The promo material for the show notes that the lineup of acts will change (no program is provided). The Freddie Mercury impersonator is a slim, long-haired guy in skintight leather jeans, tiny leather jacket with a big “M” emblazoned on the back, a leather motorcycle cap, and a painted-on Fu Manchu mustache, who calls himself Mario, Queen of the Circus (he’s actually a guy from New Jersey). He has an arsenal of off-color jokes, many about his sexual conquests, but his pièce de résistance is an astonishing juggling act with silver balls done in choreographic precision to his lip-synched rendition of a Queen song.
 

Jess Love does unbelievable things with hula hoops, while Meow Meow is a raven-tressed, big-eyed, deep-voiced chanteuse, who has a big second act number where, commanding them like a dominatrix, she picks four guys out of the audience to hold her in different positions as she delivers a song in German and English. I had no idea of what she was singing, but the way she ordered the men to move her about cracked everyone up.
 
 

Miss Behave is a devilish, horn-wearing clown; she dresses in a sexy red vinyl dress emphasizing a substantial derriere, and she clearly likes to swallow, although what she swallows—like a pair of shears and a metal bar stool leg—would make you gag. She also has a pierced tongue through which she inserts the stem of an artificial flower and, well, you’ll either want to see for yourself or will hide your eyes.

Ursula Martinez, billed as hailing "from Spain via Croyden," is a tall, svelte blonde who does two acts. In the second she dresses in a flamenco costume and gives us a dirty language lesson in Spanish while also singing in both Spanish and perfect English. In her first, she appears in a tight, gray business suit—jacket and skirt—and then, as she mugs comically, makes a tiny red handkerchief keep disappearing. Trying to find it, she takes off one garment after the other, eventually becoming completely starkers, except for her high heels. She moves from the piano top to down center, or at least down center from where I was seated, and completes her act—as noted earlier—by retrieving the naughty hankie from the vicinity of where the sun don’t shine. I was only several feet away and I couldn’t see how she did it—and believe me, I was looking very closely!

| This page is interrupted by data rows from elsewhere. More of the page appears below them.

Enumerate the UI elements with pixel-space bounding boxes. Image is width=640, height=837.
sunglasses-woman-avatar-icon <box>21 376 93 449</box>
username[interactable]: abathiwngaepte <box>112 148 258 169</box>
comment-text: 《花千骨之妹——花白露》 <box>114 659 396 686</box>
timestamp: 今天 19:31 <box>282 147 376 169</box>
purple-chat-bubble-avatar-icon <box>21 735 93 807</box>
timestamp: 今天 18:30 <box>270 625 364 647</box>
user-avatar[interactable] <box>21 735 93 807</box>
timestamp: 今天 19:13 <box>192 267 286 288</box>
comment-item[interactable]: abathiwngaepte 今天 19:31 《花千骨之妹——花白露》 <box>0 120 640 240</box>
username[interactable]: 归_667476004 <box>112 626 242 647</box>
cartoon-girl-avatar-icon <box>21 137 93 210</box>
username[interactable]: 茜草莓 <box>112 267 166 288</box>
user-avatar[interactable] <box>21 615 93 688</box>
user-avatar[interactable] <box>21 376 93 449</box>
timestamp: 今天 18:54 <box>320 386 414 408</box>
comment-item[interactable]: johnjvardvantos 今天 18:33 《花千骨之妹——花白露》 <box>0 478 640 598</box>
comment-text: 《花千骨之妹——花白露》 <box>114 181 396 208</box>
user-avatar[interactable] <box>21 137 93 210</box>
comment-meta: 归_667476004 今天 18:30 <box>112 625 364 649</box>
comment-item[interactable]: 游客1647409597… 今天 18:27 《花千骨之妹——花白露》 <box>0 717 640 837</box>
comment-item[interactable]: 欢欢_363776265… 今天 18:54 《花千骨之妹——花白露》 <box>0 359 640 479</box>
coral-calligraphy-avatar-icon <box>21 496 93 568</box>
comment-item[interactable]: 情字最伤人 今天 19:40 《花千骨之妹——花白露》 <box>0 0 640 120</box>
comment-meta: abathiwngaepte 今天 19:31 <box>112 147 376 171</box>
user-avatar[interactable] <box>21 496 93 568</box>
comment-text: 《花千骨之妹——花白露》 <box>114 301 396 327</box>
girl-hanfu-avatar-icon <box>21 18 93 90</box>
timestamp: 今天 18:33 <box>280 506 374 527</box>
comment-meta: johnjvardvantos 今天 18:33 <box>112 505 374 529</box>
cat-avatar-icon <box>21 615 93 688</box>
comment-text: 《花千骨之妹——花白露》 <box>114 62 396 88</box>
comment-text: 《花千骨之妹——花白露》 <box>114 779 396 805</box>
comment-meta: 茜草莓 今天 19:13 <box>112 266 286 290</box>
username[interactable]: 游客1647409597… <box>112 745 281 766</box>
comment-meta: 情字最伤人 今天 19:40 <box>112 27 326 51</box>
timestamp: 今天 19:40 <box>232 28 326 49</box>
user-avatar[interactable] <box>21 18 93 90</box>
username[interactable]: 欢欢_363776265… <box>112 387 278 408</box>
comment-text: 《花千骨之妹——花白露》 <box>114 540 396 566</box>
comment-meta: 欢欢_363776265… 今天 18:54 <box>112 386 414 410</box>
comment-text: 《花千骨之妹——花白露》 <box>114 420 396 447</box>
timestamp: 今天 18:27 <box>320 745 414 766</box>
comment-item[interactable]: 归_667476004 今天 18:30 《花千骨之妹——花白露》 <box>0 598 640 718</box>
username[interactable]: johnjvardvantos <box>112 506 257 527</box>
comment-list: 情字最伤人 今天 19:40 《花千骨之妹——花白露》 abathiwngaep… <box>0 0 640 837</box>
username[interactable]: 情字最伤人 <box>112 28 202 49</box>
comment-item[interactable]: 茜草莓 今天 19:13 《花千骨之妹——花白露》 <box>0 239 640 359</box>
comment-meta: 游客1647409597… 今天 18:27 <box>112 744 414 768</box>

LA SOIRÉE is a fast-moving show with absolutely no theme (unlike CIRQUE DU SOLEIL) and capable of keeping you engrossed, I’m sure, even if the acts are not the same as the ones I saw. Several of those on view have already been seen in similar New York shows; I remember Ursula Martinez from last year’s SPIEGELWORLD, and friends told me they recognized other acts from similar presentations. The music is very loud (especially during the preshow activities), the fun is raucous, the atmosphere is uninhibited (the audience is encouraged to whoop and holler), the humor is bawdy, and you can heighten your reactions by patronizing a bar serving beer and wine; if you check your brains at the door and let them entertain you, you’ll have a real good time.